Key parties are CalPrivacy (enforcer), PlayOn Sports (violator serving youth sports for ticketing/streaming/fundraising), and CCPA legislation, which prohibits selling/sharing minors' (13-15) data without opt-in consent and mandates accessible opt-outs. The Stipulated Final Order requires PlayOn to pay the fine within 30 days, implement compliant opt-outs, conduct quarterly tracker scans and board-reviewed risk assessments (addressing coercive consent for events), post annual consumer request metrics for three years, and secure CCPA-compliant third-party contracts.[1][5][7][9] This is CalPrivacy's first CCPA action involving student privacy and its second-largest fine (after Tractor Supply's $1.35M).[3][4][11]
The violations occurred from January 1, 2023, to December 31, 2024, amid CalPrivacy's expanding 2026 enforcement on opt-outs/trackers, following new CCPA regulations effective January 1, 2026, amid prior cases like Honda and Todd Snyder.

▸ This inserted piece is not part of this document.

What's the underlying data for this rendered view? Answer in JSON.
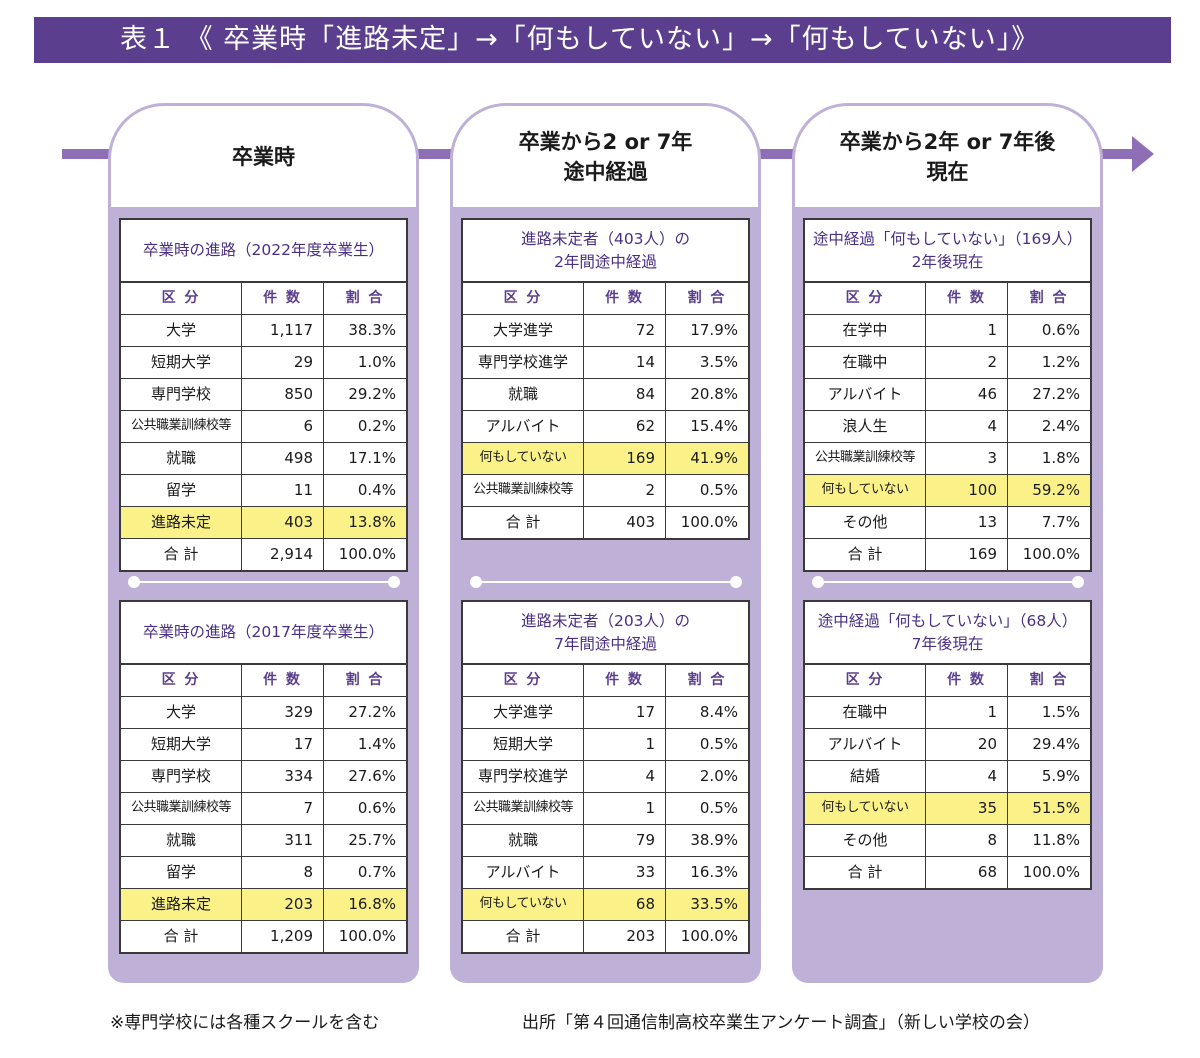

PlayOn's platform captured student/parent data in a "captive audience" context (e.g., required for tickets), heightening risks for vulnerable minors.[2][5][7][11]
Newsworthy as CalPrivacy's first student privacy enforcement—emphasizing minors' protections and tracker compliance amid rising CCPA actions (four public by early 2026)—it signals stricter scrutiny on ed-tech/youth platforms, with fines escalating and remedies like risk assessments setting precedents. Announced March 3 (board decision March 23), it aligns with AG settlements (e.g., Disney $2.75M) and broader privacy pushes.[3][4][11][13]